J’ai rien sur moi qui appartenait à mon mari, si ce n’est quelques photos de lui dans mon téléphone. En quittant Slab City et les amis de Frank qui étaient devenus les miens, j’ai oublié la photo de David dans l’enveloppe, avec celle de Clint Eastwood et des autres qui étaient un jour montés dans ma voiture. J’ai dû fouiller mon compte de messagerie internet pour en retrouver, j’avais dû les envoyer à mon mari. Toutes les autres photos, elles sont restées dans le téléphone que le Texan a sans doute jeté dans des chiottes, j’ai oublié de lui poser la question. Je les regarde une à une, lentement, il y rit, il y mange, il y est loin ou trop près, il y dort, il y bouquine, il y travaille dans son atelier, il y conduit, il y est avec moi.
J’ai choisi un joli portrait, une balade sur Albany Bulb, derrière le champ de courses, avant que la ville n’en chasse tous les sdf qui y avaient trouvé refuge.
La péninsule, c’est mon mari qui m’explique, est un ancien dépotoir. On venait y jeter des ordures, des ruines, des plaques de béton armé...
David pose devant une immense femme dont le corps est façonné de bouts de bois eux-mêmes façonnés par la mer, ses longs cheveux de fines branches flottent derrière elle — une sorcière ? — jupe en feuilles de tôle, elle court, bras tendus devant elle, mains ouvertes, paumes tournées vers le ciel. Est-ce qu’elle sort de l’eau de la baie, derrière elle ? Est-ce qu’elle fuit un danger ? Est-ce qu’elle supplie une quelconque miséricorde ? Ou est- ce que, de ses mains tendues, elle offre ? Mais quoi ?
J’aurais pu rencontrer des sculptures identiques dans Slab City ou ici, à Burning Man.
— Elle aide un ange, me dit mon mari, elle l’aide à s’envoler à nouveau, c’est un ange, c’est pourquoi on ne le voit pas, elle seule le voit, il était tombé du ciel, sans doute elle l’a soigné, maintenant il est guéri, elle le pousse vers le ciel, pour qu’il vole à nouveau, qu’il retourne là-haut raconter ce qu’il a vu.
Il me regarde et il sourit, il vient de tout inventer à l’instant.
Mon mari adorait lui rendre visite — alors ? comment ça va depuis la dernière fois ? Puis s’ensuivait un inventaire du passage du temps, il constatait l’apparition de nouvelles couleurs sur sa jupe, la disparition de quelques branches remplacées par d’autres, il les repérait facilement.

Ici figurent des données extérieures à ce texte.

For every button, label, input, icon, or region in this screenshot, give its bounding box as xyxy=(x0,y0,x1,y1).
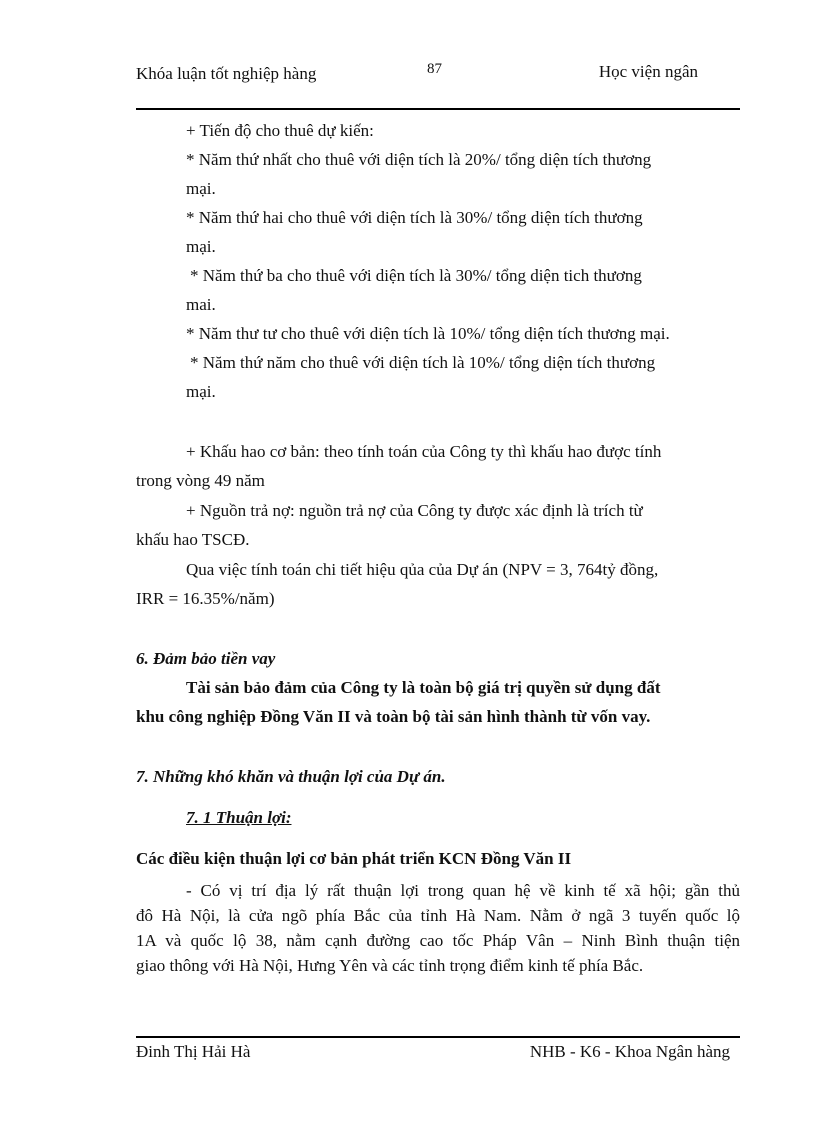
repayment-line: + Nguồn trả nợ: nguồn trả nợ của Công ty được xác định là trích từ xyxy=(186,501,643,520)
collateral-line-2: khu công nghiệp Đồng Văn II và toàn bộ tài sản hình thành từ vốn vay. xyxy=(136,707,651,726)
year1-line: * Năm thứ nhất cho thuê với diện tích là 20%/ tổng diện tích thương xyxy=(186,150,652,169)
header-left-text: Khóa luận tốt nghiệp hàng xyxy=(136,64,317,83)
section-7-title: 7. Những khó khăn và thuận lợi của Dự án. xyxy=(136,767,446,786)
depreciation-cont: trong vòng 49 năm xyxy=(136,471,265,490)
location-para-line-1: - Có vị trí địa lý rất thuận lợi trong quan hệ về kinh tế xã hội; gần thủ xyxy=(186,881,740,900)
year3-cont: mai. xyxy=(186,295,216,314)
location-para-line-4: giao thông với Hà Nội, Hưng Yên và các tỉnh trọng điểm kinh tế phía Bắc. xyxy=(136,956,644,975)
header-divider xyxy=(136,108,740,110)
depreciation-line: + Khấu hao cơ bản: theo tính toán của Công ty thì khấu hao được tính xyxy=(186,442,662,461)
npv-line: Qua việc tính toán chi tiết hiệu qủa của Dự án (NPV = 3, 764tỷ đồng, xyxy=(186,560,659,579)
year1-cont: mại. xyxy=(186,179,216,198)
year2-line: * Năm thứ hai cho thuê với diện tích là 30%/ tổng diện tích thương xyxy=(186,208,643,227)
irr-line: IRR = 16.35%/năm) xyxy=(136,589,275,608)
location-para-line-3: 1A và quốc lộ 38, nằm cạnh đường cao tốc Pháp Vân – Ninh Bình thuận tiện xyxy=(136,931,740,950)
collateral-line-1: Tài sản bảo đảm của Công ty là toàn bộ giá trị quyền sử dụng đất xyxy=(186,678,661,697)
section-7-1-title: 7. 1 Thuận lợi: xyxy=(186,808,292,827)
header-right-text: Học viện ngân xyxy=(598,62,698,81)
year5-cont: mại. xyxy=(186,382,216,401)
footer-divider xyxy=(136,1036,740,1038)
footer-class: NHB - K6 - Khoa Ngân hàng xyxy=(529,1042,730,1061)
year3-line: * Năm thứ ba cho thuê với diện tích là 30%/ tổng diện tich thương xyxy=(190,266,642,285)
year2-cont: mại. xyxy=(186,237,216,256)
schedule-intro: + Tiến độ cho thuê dự kiến: xyxy=(186,121,374,140)
year4-line: * Năm thư tư cho thuê với diện tích là 10%/ tổng diện tích thương mại. xyxy=(186,324,670,343)
footer-author: Đinh Thị Hải Hà xyxy=(136,1042,251,1061)
year5-line: * Năm thứ năm cho thuê với diện tích là 10%/ tổng diện tích thương xyxy=(190,353,656,372)
page-number: 87 xyxy=(427,61,442,77)
repayment-cont: khấu hao TSCĐ. xyxy=(136,530,250,549)
section-6-title: 6. Đảm bảo tiền vay xyxy=(136,649,276,668)
advantages-subheading: Các điều kiện thuận lợi cơ bản phát triển KCN Đồng Văn II xyxy=(136,849,572,868)
location-para-line-2: đô Hà Nội, là cửa ngõ phía Bắc của tỉnh Hà Nam. Nằm ở ngã 3 tuyến quốc lộ xyxy=(136,906,740,925)
page-header xyxy=(136,61,740,109)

Il sourit à la caméra, sur le portrait, j’aime croire que c’est à moi qu’il sourit, moi qui fais la photo. Il est beau. Je l’aime.
Je cale mon téléphone derrière le chapeau de Frank, entre des poutres. Mon mari sourit sur l’écran. J’ai désactivé la mise en veille automatique, le téléphone ne s’éteindra que lorsque la batterie sera vide. Si j’ai bien calculé, il ne s’éteindra jamais, il sera brûlé avant. Avec le temple. Et le chapeau de ça s’écrit pas pareil.